Data shows that as of the end of July, the weighted average interest rate for all existing mortgages is approximately 4.06%. The average interest rate for new mortgages issued nationwide in the first eight months of this year is 3.61%. According to the initiative, after the batch adjustment of existing mortgage interest rates, it will be reduced to about 3.55%. After the adjustment, the interest rate will decrease by about 0.5 percentage points from the previous 4.06%, and it is expected that the decrease will be an average value, with each contract being different.

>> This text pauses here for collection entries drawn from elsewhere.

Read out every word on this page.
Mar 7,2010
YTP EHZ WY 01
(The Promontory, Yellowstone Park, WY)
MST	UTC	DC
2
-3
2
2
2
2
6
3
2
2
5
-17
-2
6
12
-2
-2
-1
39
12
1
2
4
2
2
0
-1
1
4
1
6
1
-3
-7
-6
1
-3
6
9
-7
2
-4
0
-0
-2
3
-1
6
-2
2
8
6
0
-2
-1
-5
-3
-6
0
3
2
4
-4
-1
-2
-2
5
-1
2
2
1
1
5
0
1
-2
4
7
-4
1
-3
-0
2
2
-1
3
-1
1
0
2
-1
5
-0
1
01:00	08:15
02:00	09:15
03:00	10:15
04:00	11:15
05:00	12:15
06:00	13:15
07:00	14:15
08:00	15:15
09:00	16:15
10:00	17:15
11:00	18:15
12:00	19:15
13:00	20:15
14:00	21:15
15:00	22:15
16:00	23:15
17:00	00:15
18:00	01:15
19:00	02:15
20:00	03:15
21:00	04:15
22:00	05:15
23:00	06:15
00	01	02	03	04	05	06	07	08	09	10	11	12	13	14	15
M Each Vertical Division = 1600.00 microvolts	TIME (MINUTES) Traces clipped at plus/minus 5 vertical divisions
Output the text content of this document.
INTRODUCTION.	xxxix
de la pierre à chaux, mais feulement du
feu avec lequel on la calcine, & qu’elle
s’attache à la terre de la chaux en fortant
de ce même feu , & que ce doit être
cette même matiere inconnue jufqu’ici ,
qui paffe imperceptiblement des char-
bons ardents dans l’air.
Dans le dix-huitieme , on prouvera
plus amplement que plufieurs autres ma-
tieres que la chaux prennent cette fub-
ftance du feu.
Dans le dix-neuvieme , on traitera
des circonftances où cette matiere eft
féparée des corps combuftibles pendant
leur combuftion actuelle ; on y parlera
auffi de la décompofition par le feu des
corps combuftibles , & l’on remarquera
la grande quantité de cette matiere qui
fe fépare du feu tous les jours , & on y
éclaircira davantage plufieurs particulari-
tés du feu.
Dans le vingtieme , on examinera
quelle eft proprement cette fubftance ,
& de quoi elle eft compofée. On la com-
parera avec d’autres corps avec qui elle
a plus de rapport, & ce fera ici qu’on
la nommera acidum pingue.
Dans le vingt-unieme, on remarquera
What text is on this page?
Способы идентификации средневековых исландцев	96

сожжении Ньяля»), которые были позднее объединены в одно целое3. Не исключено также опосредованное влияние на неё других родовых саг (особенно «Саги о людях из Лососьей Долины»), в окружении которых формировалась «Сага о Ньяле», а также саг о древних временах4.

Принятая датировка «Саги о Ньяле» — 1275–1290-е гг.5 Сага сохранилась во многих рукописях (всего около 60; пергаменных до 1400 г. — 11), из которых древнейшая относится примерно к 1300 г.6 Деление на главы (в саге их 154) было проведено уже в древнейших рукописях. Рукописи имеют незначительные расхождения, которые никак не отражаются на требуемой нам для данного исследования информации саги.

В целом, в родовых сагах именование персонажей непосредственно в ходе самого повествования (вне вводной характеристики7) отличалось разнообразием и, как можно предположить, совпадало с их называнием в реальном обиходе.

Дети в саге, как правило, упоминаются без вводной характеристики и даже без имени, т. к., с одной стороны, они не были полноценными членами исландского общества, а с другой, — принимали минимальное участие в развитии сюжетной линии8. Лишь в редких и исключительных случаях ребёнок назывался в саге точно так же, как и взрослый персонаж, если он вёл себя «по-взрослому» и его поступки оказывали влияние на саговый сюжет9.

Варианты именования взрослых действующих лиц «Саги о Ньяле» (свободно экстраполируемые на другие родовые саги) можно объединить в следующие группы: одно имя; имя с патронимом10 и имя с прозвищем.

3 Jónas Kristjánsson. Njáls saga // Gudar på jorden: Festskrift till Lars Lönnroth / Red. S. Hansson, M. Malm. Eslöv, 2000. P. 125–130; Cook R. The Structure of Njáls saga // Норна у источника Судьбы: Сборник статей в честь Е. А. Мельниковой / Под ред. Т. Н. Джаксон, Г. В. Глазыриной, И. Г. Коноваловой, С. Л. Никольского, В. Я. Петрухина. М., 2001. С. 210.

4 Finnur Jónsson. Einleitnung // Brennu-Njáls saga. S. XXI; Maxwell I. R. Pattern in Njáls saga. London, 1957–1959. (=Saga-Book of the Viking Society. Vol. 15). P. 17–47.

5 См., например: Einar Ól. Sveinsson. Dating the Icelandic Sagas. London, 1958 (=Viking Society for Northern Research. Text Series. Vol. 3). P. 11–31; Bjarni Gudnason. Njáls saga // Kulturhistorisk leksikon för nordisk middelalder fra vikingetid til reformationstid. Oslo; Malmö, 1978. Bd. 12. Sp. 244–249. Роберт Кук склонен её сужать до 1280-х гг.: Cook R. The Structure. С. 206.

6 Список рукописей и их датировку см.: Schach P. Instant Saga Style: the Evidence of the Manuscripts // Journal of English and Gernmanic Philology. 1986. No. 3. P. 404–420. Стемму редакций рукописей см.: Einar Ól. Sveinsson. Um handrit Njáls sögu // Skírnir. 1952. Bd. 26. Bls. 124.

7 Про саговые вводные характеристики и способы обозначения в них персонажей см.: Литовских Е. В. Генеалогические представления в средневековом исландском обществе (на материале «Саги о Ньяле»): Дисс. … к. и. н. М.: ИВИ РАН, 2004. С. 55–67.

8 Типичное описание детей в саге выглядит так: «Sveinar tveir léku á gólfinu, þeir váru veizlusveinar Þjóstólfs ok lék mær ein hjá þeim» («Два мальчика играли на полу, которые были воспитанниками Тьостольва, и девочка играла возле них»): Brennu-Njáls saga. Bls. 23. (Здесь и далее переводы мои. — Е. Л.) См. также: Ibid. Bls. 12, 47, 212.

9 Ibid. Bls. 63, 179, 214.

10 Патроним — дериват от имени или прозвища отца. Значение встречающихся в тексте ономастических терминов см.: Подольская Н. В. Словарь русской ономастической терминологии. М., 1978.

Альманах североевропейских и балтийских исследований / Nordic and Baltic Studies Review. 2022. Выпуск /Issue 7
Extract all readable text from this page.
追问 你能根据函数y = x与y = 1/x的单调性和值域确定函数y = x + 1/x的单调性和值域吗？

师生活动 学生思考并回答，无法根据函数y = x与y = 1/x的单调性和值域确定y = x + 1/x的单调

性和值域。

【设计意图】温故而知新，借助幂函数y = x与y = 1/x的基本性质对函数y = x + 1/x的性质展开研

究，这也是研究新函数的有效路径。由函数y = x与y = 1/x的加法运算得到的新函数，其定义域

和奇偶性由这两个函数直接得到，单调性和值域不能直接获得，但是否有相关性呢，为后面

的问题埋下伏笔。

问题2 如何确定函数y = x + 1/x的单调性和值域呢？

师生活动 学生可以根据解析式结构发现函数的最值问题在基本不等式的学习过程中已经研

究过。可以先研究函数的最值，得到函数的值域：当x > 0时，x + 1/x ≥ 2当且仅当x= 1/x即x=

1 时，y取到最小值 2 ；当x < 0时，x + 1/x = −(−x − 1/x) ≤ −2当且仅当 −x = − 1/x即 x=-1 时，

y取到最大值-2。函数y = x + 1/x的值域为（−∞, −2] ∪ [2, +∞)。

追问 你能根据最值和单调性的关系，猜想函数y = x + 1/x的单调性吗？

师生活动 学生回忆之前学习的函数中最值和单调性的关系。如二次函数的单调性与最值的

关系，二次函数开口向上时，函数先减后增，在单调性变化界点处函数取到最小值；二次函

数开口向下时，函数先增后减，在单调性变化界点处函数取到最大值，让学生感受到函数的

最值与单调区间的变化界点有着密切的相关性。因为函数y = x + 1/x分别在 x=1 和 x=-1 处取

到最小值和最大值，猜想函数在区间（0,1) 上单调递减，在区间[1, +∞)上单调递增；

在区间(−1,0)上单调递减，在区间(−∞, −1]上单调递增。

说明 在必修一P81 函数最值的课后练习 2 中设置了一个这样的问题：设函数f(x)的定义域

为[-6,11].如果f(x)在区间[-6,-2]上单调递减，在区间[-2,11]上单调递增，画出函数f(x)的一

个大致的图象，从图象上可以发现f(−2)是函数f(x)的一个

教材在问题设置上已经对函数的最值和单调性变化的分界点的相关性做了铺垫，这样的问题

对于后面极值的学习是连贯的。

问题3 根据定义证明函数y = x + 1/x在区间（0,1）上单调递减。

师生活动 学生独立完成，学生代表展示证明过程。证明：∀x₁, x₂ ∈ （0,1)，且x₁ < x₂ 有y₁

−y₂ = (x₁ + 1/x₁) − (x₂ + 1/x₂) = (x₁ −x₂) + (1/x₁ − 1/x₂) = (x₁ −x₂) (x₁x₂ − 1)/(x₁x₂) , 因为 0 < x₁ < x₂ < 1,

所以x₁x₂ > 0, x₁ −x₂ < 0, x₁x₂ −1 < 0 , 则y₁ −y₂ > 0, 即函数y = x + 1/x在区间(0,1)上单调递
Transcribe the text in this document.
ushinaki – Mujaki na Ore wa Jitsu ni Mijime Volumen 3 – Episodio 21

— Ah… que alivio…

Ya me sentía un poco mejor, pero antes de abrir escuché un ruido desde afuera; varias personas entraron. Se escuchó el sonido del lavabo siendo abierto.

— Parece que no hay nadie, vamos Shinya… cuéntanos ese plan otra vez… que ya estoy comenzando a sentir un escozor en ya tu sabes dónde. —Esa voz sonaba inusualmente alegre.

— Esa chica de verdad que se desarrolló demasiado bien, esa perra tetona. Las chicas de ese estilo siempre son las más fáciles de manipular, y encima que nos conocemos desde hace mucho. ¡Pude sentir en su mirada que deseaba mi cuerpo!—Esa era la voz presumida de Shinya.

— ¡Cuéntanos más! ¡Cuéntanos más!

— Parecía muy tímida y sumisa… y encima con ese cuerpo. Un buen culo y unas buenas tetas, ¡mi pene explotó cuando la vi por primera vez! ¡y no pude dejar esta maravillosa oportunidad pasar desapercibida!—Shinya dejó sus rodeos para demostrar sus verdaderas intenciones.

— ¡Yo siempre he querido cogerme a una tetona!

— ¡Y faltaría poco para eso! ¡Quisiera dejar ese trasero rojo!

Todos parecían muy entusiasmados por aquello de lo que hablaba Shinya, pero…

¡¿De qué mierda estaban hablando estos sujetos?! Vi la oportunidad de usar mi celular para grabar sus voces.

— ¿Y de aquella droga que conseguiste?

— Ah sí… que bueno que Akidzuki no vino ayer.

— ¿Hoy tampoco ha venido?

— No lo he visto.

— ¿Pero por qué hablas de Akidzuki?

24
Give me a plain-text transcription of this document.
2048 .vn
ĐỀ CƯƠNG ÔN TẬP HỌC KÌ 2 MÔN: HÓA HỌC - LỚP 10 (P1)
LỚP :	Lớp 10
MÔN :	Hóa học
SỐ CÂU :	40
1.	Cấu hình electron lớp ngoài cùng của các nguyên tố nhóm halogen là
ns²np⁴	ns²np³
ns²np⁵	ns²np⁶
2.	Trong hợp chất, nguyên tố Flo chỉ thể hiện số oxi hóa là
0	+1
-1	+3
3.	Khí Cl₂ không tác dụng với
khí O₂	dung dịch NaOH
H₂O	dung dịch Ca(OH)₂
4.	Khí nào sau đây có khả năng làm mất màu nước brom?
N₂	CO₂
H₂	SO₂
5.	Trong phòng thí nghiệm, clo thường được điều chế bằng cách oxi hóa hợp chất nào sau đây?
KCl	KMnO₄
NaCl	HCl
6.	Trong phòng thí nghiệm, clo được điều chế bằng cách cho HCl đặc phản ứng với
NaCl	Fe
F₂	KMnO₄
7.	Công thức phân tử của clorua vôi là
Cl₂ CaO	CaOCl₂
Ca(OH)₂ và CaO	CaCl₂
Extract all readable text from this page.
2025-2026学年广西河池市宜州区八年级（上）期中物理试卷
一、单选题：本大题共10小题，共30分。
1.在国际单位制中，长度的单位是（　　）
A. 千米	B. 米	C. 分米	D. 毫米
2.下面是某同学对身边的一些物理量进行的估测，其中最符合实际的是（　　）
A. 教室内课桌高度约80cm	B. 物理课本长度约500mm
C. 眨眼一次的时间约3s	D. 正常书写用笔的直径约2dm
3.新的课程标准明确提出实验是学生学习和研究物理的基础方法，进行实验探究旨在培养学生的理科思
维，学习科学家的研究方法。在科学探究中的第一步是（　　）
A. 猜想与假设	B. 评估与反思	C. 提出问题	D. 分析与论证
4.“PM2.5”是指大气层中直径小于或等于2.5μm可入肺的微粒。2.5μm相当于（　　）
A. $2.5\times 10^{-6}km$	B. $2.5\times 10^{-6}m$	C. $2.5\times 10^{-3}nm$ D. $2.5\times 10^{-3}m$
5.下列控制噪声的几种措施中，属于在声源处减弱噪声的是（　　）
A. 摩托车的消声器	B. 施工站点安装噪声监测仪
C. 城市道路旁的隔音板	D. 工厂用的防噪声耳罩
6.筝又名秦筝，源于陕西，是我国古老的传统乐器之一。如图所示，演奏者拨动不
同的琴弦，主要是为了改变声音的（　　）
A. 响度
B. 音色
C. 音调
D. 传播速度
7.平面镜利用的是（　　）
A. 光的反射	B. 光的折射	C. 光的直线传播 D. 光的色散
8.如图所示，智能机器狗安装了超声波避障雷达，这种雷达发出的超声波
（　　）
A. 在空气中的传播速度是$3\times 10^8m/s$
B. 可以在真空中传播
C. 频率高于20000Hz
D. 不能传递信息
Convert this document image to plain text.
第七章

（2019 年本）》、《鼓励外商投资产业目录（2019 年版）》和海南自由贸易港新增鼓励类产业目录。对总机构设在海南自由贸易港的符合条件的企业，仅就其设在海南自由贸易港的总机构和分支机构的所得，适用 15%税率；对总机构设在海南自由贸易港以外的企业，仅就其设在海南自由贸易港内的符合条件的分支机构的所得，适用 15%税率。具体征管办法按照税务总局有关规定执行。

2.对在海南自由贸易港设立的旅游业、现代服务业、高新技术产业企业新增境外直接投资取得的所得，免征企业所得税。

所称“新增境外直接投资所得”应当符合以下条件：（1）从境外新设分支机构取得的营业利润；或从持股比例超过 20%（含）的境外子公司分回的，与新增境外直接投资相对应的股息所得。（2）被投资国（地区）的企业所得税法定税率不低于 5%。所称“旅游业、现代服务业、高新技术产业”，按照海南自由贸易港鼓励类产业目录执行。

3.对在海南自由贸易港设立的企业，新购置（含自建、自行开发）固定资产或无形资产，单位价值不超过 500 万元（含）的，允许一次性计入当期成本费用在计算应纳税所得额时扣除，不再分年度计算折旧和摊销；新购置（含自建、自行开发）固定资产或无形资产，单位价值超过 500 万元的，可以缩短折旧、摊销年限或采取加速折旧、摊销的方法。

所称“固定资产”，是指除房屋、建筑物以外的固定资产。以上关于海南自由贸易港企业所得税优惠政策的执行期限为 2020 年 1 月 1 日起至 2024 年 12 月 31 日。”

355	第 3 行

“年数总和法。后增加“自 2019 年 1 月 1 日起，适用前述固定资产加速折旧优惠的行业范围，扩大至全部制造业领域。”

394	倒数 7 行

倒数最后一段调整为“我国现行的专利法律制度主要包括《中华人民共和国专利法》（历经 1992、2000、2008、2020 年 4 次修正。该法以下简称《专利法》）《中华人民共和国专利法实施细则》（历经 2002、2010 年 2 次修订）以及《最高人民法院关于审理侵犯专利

It is estimated that taking an existing mortgage of 1 million yuan, with a 25-year term and equal principal and interest repayment, assuming that the mortgage interest rate is reduced from 4.4% to 3.55%, the borrower's interest expenditure can be saved by about 5,600 yuan per year. After the batch adjustment is completed, it is expected that this policy will benefit 50 million households and a population of 150 million, saving existing mortgage households about 150 billion yuan in expenditure per year.
This year, the People's Bank of China has focused on promoting consensus among all parties to stabilize the real estate market. In May, it optimized housing credit policies, established re-lending for affordable housing, and promoted the de-stocking of existing commercial housing. In September, it further reduced the interest rates for existing mortgages and the minimum down payment ratio for mortgages, and extended the implementation period of some real estate financial policies.
"The effects of previous policies are gradually taking shape, and the real estate market has had a positive response," said Dong Ximiao. The policy of reducing existing mortgage interest rates involves multiple departments, and it is not easy for all departments to reach a consensus and promote the smooth implementation of this adjustment. This move will significantly reduce the repayment pressure on homebuyers and enhance their consumption capacity.